The Labour Party has announced that it will put a stop to gambling ads during live sport if it gets into government, with an exception for horseracing.
The move was publicised by deputy leader Tom Watson ahead of the party’s conference, which starts next week, and follows a year-long review by Watson and shadow health secretary Jonathan Ashworth.
Several submissions to the review called for a ban or reduction in live sports advertising, with work for gambling brands accounting for 17% of all ads on TV during the recent World Cup, according to Labour.
Among them was Paddy Power/Betfair, which, according to Labour, supports policy reducing the amount of pre-watershed advertising due to its concern that young children may be exposed to TV gambling advertising.
Watson’s efforts to publicise the policy today highlight the Gambling Commission’s finding that there are more than 400,000 problem gamblers in the UK as well as public concern about children’s exposure to gambling ads.
"It’s time for a line in the sand to protect our children," Watson said.
Labour’s proposals on advertising met with swift opposition from the Advertising Association.
A ban "would have a damaging economic effect on our UK commercial media landscape, as well as make watching live sport more expensive and less accessible for the UK public," the AA declared.
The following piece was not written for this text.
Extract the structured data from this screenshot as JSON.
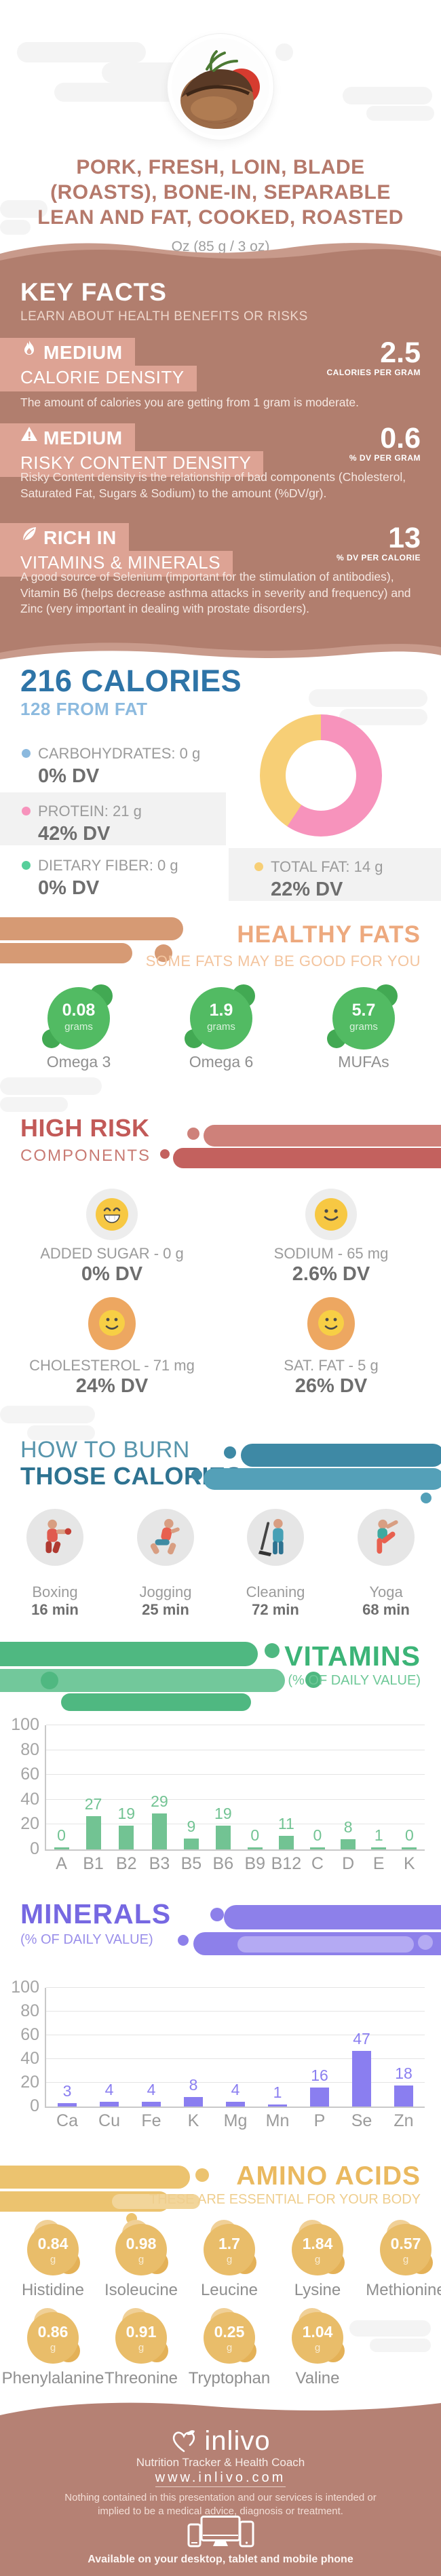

While the AA was unable to quantify how much money it believes would be lost to the media industry, Nielsen estimates that gambling companies have spent a total of £127m on TV advertising slots so far in 2018. Last year they spent £169m and in 2016 they spent £156m.
Current polling puts Labour and the Conservatives roughly neck and neck on between 35% and 40% of the vote, but there seems little prospect of a general election before 2022, unless Theresa May's government is brought down by internal opposition.
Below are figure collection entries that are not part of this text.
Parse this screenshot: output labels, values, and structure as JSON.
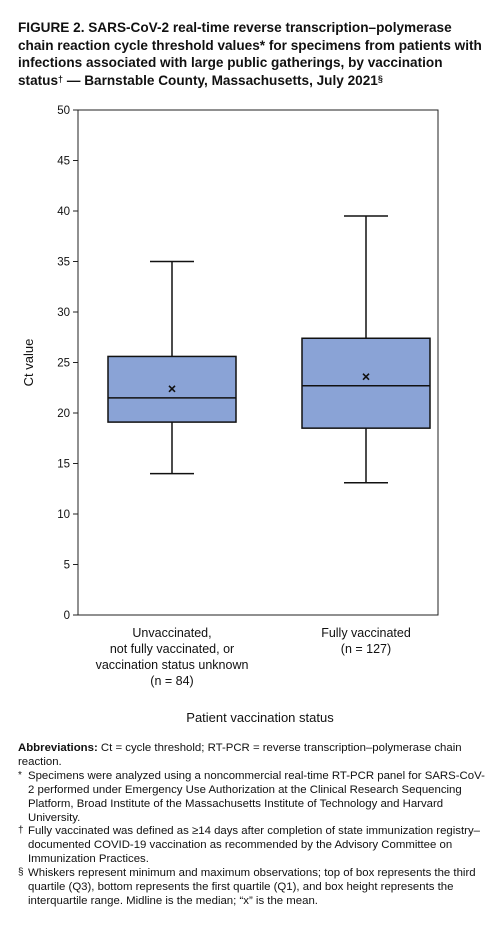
{
  "figure": {
    "title_main": "FIGURE 2. SARS-CoV-2 real-time reverse transcription–polymerase chain reaction cycle threshold values* for specimens from patients with infections associated with large public gatherings, by vaccination status",
    "title_mark": "†",
    "title_tail": " — Barnstable County, Massachusetts, July 2021",
    "title_end_mark": "§"
  },
  "chart_data": {
    "type": "box",
    "ylabel": "Ct value",
    "xlabel": "Patient vaccination status",
    "ylim": [
      0,
      50
    ],
    "yticks": [
      0,
      5,
      10,
      15,
      20,
      25,
      30,
      35,
      40,
      45,
      50
    ],
    "box_color": "#8aa3d6",
    "groups": [
      {
        "label_lines": [
          "Unvaccinated,",
          "not fully vaccinated, or",
          "vaccination status unknown",
          "(n = 84)"
        ],
        "min": 14.0,
        "q1": 19.1,
        "median": 21.5,
        "q3": 25.6,
        "max": 35.0,
        "mean": 22.4
      },
      {
        "label_lines": [
          "Fully vaccinated",
          "(n = 127)"
        ],
        "min": 13.1,
        "q1": 18.5,
        "median": 22.7,
        "q3": 27.4,
        "max": 39.5,
        "mean": 23.6
      }
    ]
  },
  "footnotes": {
    "abbr_label": "Abbreviations:",
    "abbr_text": " Ct = cycle threshold; RT-PCR = reverse transcription–polymerase chain reaction.",
    "items": [
      {
        "mark": "*",
        "text": "Specimens were analyzed using a noncommercial real-time RT-PCR panel for SARS-CoV-2 performed under Emergency Use Authorization at the Clinical Research Sequencing Platform, Broad Institute of the Massachusetts Institute of Technology and Harvard University."
      },
      {
        "mark": "†",
        "text": "Fully vaccinated was defined as ≥14 days after completion of state immunization registry–documented COVID-19 vaccination as recommended by the Advisory Committee on Immunization Practices."
      },
      {
        "mark": "§",
        "text": "Whiskers represent minimum and maximum observations; top of box represents the third quartile (Q3), bottom represents the first quartile (Q1), and box height represents the interquartile range. Midline is the median; “x” is the mean."
      }
    ]
  }
}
However, Labour is picking up on popular disquiet about the volume of gambling ads and the social utility of betting. According to the Gambling Commission the proportion of the population who agree that gambling is fair and can be trusted is at 34%, down from 49% in 2008.
The government’s own response to pressure over gambling ads includes requiring the gambling industry to fund a two-year, £5m-£7m campaign to promote responsible gambling, managed by the gambling-related harm reduction charity GambleAware.
GambleAware’s campaign is yet to air, despite it having appointed M&C Saatchi in June and the gambling minister Tracey Crouch having first announced the plan on 31 October last year.
However, GambleAware’s chief executive Marc Etches told Campaign today he expects the campaign to launch in December, adding: "The minister has said publicly she expects the campaign will be underway by the end of the year. We do not intend to disappoint her."
At the time it appointed M&C Saatchi the campaign’s expected launch date was August, but the delay is due to "making every effort to ensure this campaign will be as effective as possible", according to Etches.
The GambleAware chief also expressed the charity's support for parts of Labour’s new policy, specifically the introduction of a statutory levy on gambling companies to fund action combating gambling harm and a ban on the use of credit cards to place bets.
This article has been updated to add comment from GambleAware.